Right now, in boardrooms everywhere, the conversation is starting to shift. Topics that have traditionally been taboo in the workplace such as race, religion, politics, and access to healthcare are now all around us. COVID-19 and the rippling effects of a long-overdue reckoning with racism have moved these issues from “nice to haves” to urgent non-negotiables on the corporate agenda. Now, no one can look away… including, and especially, Corporate America.

To address these issues head-on and proactively plan for the future, companies need to give Corporate Social Responsibility (CSR); Environmental, Social, and Corporate Governance (ESG); and Diversity, Equity, and Inclusion (DE&I) their rightful seat(s) at the table. Here are five reasons why:

1) The business of business is changing.

There’s been a movement happening around redefining the role of business to mean something greater than just profitability. The idea is that alongside maximizing value for shareholders, businesses must also elevate the interests of its stakeholders, which can include employees, customers, and partners. 

In his management meetings at Starbucks, Howard Schultz used to imagine two empty chairs–one for an employee and one for a customer–and asked himself if what was being discussed would make them proud. The sentiment wasn’t about keeping everyone happy. It reflected deep consideration for how business decisions at the highest level may impact them.

The world is changing and it is becoming increasingly clear that business as usual no longer works. To avoid more of the status quo, companies need to broaden their definition of who their stakeholders are. For example, the communities where our businesses operate and the environment are also stakeholders. Those interests need to be represented in the boardroom as a company’s ability to be successful is dependent on their stakeholders’ ability to thrive.

2) Your sustainability plan is your survival plan.

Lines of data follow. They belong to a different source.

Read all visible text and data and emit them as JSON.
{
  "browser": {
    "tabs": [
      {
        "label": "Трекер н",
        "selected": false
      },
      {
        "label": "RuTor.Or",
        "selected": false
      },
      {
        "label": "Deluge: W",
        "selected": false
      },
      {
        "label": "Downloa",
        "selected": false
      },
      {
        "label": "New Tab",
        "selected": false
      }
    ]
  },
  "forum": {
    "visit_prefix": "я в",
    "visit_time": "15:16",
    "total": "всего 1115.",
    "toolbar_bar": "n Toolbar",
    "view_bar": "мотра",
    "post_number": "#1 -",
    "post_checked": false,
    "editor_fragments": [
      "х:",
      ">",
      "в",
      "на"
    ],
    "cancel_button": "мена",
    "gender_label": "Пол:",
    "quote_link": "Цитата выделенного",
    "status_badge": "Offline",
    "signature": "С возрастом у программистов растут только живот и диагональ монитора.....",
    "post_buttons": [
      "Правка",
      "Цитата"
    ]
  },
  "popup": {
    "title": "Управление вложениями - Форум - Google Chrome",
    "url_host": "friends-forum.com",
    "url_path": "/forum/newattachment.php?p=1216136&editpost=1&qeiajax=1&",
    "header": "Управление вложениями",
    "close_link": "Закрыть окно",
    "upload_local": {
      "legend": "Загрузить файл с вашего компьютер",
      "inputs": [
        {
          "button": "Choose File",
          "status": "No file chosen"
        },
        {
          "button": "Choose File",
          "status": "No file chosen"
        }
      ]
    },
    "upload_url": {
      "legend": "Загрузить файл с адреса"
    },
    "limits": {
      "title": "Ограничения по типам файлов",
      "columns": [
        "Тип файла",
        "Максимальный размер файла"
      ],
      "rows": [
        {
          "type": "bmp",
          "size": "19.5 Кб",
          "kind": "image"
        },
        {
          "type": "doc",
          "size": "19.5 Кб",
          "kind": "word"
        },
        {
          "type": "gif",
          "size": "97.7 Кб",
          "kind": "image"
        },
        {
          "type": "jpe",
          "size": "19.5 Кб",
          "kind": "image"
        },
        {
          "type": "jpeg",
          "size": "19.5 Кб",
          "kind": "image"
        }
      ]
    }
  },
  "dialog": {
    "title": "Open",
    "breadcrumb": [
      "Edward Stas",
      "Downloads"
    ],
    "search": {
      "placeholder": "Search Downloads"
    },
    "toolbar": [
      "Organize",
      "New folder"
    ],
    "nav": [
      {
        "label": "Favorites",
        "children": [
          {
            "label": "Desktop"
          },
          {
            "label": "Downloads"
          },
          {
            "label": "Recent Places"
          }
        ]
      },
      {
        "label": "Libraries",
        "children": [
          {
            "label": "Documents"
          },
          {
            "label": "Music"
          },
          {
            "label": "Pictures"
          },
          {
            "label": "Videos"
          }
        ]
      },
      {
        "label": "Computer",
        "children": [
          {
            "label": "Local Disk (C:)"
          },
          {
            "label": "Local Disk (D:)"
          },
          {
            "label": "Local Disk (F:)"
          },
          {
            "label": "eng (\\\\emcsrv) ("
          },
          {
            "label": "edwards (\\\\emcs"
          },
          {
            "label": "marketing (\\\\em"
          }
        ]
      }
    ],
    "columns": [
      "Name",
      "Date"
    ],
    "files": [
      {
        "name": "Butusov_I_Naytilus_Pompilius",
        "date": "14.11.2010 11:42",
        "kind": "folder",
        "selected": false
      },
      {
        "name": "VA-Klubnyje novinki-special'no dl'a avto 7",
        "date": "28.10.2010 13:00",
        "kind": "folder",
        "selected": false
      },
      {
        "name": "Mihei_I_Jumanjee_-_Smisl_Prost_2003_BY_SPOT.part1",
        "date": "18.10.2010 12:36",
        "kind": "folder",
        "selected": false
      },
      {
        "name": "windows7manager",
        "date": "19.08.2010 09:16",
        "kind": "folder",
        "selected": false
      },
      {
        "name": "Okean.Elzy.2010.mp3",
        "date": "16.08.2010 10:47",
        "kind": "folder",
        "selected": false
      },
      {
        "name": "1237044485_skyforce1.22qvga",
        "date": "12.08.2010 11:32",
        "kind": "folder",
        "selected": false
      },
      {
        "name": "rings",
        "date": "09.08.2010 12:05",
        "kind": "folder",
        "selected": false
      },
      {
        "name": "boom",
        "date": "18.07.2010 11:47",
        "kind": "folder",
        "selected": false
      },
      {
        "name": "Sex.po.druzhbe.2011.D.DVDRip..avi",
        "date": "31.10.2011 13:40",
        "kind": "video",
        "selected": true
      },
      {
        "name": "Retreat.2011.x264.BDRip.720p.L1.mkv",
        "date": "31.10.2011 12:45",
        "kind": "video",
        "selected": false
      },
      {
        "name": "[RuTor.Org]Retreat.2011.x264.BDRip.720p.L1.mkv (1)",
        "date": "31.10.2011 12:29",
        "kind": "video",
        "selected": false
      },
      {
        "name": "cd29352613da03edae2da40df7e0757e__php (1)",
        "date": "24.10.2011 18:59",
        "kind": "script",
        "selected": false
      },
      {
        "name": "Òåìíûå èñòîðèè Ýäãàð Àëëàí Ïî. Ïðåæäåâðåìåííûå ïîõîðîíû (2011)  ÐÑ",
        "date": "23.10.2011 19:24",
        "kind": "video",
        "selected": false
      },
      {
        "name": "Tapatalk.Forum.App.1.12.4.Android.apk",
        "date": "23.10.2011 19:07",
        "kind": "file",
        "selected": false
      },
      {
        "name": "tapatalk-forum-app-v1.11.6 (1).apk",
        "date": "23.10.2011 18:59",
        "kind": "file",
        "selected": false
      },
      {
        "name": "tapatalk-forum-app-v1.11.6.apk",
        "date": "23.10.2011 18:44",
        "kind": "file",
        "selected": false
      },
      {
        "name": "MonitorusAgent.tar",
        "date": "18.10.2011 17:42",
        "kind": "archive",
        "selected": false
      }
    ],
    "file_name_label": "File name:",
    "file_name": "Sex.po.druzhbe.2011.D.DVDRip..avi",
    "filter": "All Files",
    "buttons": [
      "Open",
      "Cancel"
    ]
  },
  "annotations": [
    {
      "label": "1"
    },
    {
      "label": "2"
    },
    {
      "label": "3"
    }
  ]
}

I recently attended a virtual salon with Athena Alliance focused on ESG in the boardroom where the presenter suggested something novel: your company’s sustainability plan is its survival plan. This is to say, the disruption unfolding all around us is real. Issues like COVID-19, racial injustice, and climate change aren’t going away anytime soon. Creating a plan to address these key issues is one way to ensure the survival of your business.

CSR, ESG, and DE&I used to operate as special interest groups, brought in reactively to respond to a crisis. In many ways, that is still the case. Corporate statements tied to racial injustice represent one way this shows up on the defense. Think about what it could look like on the offense:

  • What does a hiring strategy look like for your organization to attract and retain diverse, top talent?
  • How might you diversify your suppliers to include more minority-owned businesses or vendors whose practices are rooted in social good?

This proactive thinking can guide leadership teams to both immediate action and innovative, long-term planning.

3) Values bring value.

You’ve likely heard the expression, “Doing well by doing good.” The strategies mentioned in my previous point aren’t just nice things to do or a way to check the social good box. Embracing values can help profits and share prices in the long run. For example, hiring diverse teams can lead to better decision-making, which can lead to better products, and ultimately, to better sales. Taking measures to address climate change can result in major cost savings for companies down the line.

There has been a lot of talk over the years about the need for companies to align with the values of their customers. While this is an excellent first step, the real value comes from proving (and reproving) those values through ongoing business practices and actions. Consumers don’t just want to hear that your business is committed to doing good, they need to see that you are actively invested in building the kind of world they want to live in.

4) Philanthropy is dollars plus action.

People ask me all the time if I think philanthropy can solve some of our biggest social challenges. My answer: philanthropy alone is not enough. It has to be dollars plus action. It’s writing the check AND opening the door for someone who could really benefit from the opportunity. It’s making the statement about supporting the Black community AND committing to double Black representation in leadership.

In my conversations with our grantees at Salesforce, the number one thing I hear is how grateful they are for our employees’ volunteer time – this is what moves the needle for them. Facilitating action at scale requires real planning and rigor. It requires a team and buy-in at the board level, tightly woven into strategy with measurable goals to encourage accountability and ROI.

5) Business is the greatest platform for change.

There is a reason why topics like race and other issues are entering the boardroom. These deep-seated, systemic issues have been bubbling under the surface, and when mixed with a global pandemic, it created a domino effect. People are demanding change. When a company’s goals and priorities are balanced across people, planet, and profit, it is capable of achieving great things.

But this level of change cannot be done by any one person, business, or government. It’s going to take everyone’s participation, which is why it is so important to have the right people at the table.